Veroordeling wegens ontuchtige handelingen met minderjarige en mishandeling

In deze zaak heeft het gerechtshof Arnhem-Leeuwarden op 19 oktober 2021 uitspraak gedaan in hoger beroep tegen een vonnis van de rechtbank Gelderland. De verdachte is veroordeeld voor ontuchtige handelingen met zijn 7-jarige kleindochter, waaronder seksueel binnendringen, en voor mishandeling van haar. De feiten vonden plaats tussen 22 december 2018 en 26 december 2019 in Brummen. De rechtbank had de verdachte eerder veroordeeld tot een gevangenisstraf van 24 maanden, waarvan 12 maanden voorwaardelijk. Het hof heeft het vonnis van de rechtbank vernietigd en opnieuw recht gedaan, waarbij het hof de bewezenverklaring van de feiten heeft bevestigd. De verdachte heeft erkend ontuchtige handelingen te hebben gepleegd, maar ontkent dat er sprake was van seksueel binnendringen. Het hof oordeelt dat de handelingen van de verdachte, waaronder het aanraken van de schaamlippen van de minderjarige, wel degelijk als seksueel binnendringen moeten worden gekwalificeerd. De mishandeling is bewezen verklaard op basis van getuigenverklaringen en de verklaring van het slachtoffer. Het hof legt een gevangenisstraf op van 24 maanden, waarvan 12 maanden voorwaardelijk, en stelt bijzondere voorwaarden voor de proeftijd. Tevens wordt de vordering van de benadeelde partij, die € 5.000,- bedraagt, volledig toegewezen.

Uitspraak

Afdeling strafrecht
Parketnummer: 21-003902-20
Uitspraak d.d.: 19 oktober 2021
TEGENSPRAAK
Verkort arrestvan de meervoudige kamer voor strafzaken van het gerechtshof Arnhem-Leeuwarden, zittingsplaats Arnhem, gewezen op het hoger beroep, ingesteld tegen het vonnis van de rechtbank Gelderland van 19 oktober 2020 met parketnummer 05-121639-20 in de strafzaak tegen

[verdachte] ,

geboren te [geboorteplaats ] op [geboortedag] 1959,
wonende te [woonplaats] .

Het hoger beroep

De verdachte heeft tegen het hiervoor genoemde vonnis hoger beroep ingesteld.

Onderzoek van de zaak

Dit arrest is gewezen naar aanleiding van het onderzoek op de terechtzitting van het hof van 5 oktober 2021 en, overeenkomstig het bepaalde bij artikel 422 van het Wetboek van Strafvordering, het onderzoek op de terechtzitting in eerste aanleg.
Het hof heeft kennisgenomen van de vordering van de advocaat-generaal. Deze vordering is na voorlezing aan het hof overgelegd. Het hof heeft voorts kennisgenomen van hetgeen door verdachte en zijn raadsman, mr. Ph.J.N. Aarnoudse, alsmede door mr.
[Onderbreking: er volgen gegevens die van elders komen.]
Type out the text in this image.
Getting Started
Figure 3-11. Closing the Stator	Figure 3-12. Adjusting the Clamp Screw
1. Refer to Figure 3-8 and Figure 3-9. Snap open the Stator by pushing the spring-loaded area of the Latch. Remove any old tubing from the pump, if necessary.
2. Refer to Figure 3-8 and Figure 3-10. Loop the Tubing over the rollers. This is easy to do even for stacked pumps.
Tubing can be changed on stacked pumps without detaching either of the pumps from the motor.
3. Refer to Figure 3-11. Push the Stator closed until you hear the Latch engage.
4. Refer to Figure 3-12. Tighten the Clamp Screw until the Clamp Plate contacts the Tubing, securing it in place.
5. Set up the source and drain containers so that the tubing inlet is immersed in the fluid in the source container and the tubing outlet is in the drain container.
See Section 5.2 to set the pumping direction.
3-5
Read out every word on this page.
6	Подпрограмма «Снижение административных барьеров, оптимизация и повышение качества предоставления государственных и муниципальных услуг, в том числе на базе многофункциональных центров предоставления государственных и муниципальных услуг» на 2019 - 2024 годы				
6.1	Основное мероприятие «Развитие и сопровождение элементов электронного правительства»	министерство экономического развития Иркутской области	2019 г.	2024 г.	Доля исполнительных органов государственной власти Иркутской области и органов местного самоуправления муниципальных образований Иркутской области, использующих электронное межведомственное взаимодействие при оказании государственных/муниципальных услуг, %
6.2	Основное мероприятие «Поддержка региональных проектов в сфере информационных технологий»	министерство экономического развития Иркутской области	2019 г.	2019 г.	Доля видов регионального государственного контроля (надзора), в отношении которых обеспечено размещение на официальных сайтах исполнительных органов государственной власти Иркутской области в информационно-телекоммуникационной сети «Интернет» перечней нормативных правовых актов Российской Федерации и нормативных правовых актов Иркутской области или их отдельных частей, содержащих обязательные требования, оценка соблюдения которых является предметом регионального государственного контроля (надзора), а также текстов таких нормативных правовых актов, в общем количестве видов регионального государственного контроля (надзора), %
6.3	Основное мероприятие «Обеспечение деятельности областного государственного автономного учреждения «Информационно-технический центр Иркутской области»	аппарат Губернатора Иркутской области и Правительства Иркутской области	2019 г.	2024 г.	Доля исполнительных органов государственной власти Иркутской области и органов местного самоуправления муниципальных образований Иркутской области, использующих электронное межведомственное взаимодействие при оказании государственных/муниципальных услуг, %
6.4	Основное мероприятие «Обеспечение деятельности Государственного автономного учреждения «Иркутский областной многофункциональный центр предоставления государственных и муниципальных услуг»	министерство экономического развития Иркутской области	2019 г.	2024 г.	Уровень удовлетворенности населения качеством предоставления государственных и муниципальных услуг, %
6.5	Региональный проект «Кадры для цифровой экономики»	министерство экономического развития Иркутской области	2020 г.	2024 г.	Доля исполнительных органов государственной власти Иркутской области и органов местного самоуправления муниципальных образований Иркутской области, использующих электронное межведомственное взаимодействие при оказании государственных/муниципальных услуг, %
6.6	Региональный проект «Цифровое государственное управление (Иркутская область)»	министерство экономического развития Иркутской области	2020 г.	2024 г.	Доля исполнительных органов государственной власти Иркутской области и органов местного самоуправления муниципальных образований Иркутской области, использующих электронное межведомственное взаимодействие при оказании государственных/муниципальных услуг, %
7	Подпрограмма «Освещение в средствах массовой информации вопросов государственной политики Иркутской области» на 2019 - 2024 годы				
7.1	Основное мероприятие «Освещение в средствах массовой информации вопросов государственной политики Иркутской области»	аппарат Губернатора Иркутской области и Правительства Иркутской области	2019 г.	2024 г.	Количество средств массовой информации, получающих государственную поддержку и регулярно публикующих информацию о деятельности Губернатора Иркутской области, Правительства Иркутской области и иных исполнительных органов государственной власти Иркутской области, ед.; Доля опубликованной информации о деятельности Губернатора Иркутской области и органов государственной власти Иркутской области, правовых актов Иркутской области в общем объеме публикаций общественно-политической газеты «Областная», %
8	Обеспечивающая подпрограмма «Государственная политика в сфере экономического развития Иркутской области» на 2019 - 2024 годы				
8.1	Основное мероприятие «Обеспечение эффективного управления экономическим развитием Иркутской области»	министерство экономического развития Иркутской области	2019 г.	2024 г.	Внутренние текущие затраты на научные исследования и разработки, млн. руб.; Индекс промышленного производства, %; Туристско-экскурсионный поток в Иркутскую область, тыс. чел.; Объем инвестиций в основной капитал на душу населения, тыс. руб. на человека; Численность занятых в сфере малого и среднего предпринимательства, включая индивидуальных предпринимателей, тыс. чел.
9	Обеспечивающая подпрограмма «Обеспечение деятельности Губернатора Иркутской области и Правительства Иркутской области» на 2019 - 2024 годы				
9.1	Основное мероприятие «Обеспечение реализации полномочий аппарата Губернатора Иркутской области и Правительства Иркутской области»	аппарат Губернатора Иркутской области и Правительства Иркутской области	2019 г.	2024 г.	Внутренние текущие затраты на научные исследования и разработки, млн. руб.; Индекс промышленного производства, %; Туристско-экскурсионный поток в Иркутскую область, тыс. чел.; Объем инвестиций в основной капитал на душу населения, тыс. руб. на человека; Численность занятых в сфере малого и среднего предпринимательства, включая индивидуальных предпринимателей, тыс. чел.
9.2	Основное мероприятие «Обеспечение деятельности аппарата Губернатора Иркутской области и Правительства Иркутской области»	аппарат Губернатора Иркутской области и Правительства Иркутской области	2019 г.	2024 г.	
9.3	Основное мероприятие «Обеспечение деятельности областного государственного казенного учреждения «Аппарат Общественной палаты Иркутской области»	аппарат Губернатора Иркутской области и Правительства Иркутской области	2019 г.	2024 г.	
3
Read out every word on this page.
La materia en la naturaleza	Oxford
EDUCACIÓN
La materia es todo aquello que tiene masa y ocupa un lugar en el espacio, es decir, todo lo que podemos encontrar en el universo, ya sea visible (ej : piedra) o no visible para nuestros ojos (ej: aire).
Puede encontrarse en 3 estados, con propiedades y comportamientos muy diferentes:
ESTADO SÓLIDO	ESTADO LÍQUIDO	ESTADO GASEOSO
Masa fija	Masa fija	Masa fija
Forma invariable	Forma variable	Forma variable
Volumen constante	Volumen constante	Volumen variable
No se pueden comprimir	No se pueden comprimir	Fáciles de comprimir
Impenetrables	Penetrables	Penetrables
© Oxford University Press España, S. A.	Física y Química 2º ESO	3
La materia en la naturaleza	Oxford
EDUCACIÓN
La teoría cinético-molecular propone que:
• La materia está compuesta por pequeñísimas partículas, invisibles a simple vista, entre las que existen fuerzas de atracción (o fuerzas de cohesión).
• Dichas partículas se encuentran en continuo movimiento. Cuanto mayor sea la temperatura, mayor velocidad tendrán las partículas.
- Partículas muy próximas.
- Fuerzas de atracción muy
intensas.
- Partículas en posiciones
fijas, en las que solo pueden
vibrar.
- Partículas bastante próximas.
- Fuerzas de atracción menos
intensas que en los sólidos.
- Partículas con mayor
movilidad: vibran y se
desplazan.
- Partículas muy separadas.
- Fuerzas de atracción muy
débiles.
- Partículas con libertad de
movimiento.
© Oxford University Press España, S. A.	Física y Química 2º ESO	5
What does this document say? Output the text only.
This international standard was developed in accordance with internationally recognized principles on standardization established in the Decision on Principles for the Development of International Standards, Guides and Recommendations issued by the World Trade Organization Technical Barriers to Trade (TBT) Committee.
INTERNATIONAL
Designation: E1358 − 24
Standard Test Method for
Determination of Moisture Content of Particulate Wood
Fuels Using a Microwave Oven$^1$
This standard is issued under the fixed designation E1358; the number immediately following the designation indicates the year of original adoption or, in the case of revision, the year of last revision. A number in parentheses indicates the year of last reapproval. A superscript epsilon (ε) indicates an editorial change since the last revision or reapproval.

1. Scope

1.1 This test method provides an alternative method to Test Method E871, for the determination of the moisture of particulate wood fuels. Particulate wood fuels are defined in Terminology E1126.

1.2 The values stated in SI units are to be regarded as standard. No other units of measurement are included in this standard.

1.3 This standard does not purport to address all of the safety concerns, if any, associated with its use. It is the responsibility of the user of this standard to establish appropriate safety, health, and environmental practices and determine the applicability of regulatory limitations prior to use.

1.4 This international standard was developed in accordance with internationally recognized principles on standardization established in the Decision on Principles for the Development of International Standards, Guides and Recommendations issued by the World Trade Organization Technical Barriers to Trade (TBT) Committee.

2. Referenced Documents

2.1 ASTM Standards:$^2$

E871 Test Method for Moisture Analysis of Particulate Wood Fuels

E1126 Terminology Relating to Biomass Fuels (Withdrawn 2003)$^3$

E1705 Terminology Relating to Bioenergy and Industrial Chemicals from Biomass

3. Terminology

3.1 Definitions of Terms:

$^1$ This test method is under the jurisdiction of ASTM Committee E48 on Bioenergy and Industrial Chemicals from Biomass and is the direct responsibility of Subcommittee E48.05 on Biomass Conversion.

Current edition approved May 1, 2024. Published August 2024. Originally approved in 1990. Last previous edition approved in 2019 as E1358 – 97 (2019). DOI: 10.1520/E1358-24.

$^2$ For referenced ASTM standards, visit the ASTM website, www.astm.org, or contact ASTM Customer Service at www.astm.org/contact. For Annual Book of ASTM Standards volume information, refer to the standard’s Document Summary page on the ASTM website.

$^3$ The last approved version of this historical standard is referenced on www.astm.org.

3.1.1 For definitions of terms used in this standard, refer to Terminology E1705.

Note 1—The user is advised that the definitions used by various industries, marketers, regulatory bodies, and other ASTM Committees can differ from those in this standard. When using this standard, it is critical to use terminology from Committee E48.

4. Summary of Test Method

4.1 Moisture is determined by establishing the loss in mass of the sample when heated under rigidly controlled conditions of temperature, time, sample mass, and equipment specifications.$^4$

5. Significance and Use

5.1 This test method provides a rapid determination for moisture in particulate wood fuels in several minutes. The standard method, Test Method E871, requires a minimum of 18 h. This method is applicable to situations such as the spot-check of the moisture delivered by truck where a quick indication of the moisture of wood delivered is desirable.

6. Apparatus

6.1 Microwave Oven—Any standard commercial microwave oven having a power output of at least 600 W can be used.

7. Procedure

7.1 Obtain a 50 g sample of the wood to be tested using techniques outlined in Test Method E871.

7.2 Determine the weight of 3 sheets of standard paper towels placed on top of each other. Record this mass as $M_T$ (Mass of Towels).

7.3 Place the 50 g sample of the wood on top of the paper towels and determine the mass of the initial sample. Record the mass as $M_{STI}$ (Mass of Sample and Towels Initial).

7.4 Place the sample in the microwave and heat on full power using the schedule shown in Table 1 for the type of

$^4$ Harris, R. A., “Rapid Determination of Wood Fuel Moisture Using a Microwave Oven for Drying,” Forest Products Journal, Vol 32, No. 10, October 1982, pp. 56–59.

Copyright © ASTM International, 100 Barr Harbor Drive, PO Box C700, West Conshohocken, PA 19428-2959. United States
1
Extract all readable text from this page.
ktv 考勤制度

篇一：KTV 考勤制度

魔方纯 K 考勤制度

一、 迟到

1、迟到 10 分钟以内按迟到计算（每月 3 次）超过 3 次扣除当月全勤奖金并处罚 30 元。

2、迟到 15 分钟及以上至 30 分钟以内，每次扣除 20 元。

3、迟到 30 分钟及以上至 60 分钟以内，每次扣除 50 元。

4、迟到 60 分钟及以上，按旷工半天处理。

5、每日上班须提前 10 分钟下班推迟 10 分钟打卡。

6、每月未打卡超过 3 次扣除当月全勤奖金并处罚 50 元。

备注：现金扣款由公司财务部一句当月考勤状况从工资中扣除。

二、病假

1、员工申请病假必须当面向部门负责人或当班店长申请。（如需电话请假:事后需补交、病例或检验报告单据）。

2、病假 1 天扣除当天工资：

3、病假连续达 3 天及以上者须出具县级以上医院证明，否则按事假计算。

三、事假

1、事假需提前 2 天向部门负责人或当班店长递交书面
P.M. Breukink namens de benadeelde partij naar voren is gebracht.

Het vonnis waarvan beroep

Verdachte is door de rechtbank Gelderland veroordeeld ter zake van ontuchtige handelingen met een minderjarige jonger dan twaalf jaar, mede bestaande uit het seksueel binnendringen van het lichaam, terwijl de zorg van die minderjarige aan verdachte was toevertrouwd, alsmede mishandeling, tot een gevangenisstraf van 24 maanden, waarvan 12 maanden voorwaardelijk, met een proeftijd van drie jaar.
Het hof zal het vonnis waarvan beroep, gelet op het gewijzigde standpunt van de verdachte, vernietigen en opnieuw rechtdoen.

De tenlastelegging

Aan verdachte is tenlastegelegd dat:
1. primair
hij op één of meer tijdstippen in of omstreeks de periode van 22 december 2018 tot en met 26 december 2019 te Brummen, althans in Nederland, met [benadeelde] , geboren op [geboortedag] 2012, zijnde die [benadeelde] een aan zijn zorg en/of waakzaamheid toevertrouwde minderjarige, die toen de leeftijd van twaalf jaren nog niet had bereikt, een of meer handelingen heeft gepleegd, die bestonden uit of mede bestonden uit het seksueel binnendringen van het lichaam van die [benadeelde] , te weten het brengen van één of meer van zijn vingers tussen de schaamlippen van die [benadeelde] ;
1. subsidiair
hij op één of meer tijdstippen in of omstreeks de periode van 22 december 2018 tot en met 26 december 2019 te Brummen, althans in Nederland, ontucht heeft gepleegd met de aan zijn zorg, opleiding en/of waakzaamheid toevertrouwde minderjarige [benadeelde] , geboren op [geboortedag] 2012, door de vagina van die [benadeelde] te betasten; (art 249 lid 1 Wetboek van Strafrecht)
2.
hij op of omstreeks 26 december 2019 te Brummen, althans in Nederland, [benadeelde] heeft mishandeld door die [benadeelde] (hardhandig) (bij haar arm) vast te pakken en/of op de grond te laten vallen/duwen en/of te gooien;
Indien in de tenlastelegging taal- en/of schrijffouten voorkomen, zijn deze in de bewezenverklaring verbeterd. De verdachte is daardoor niet geschaad in de verdediging.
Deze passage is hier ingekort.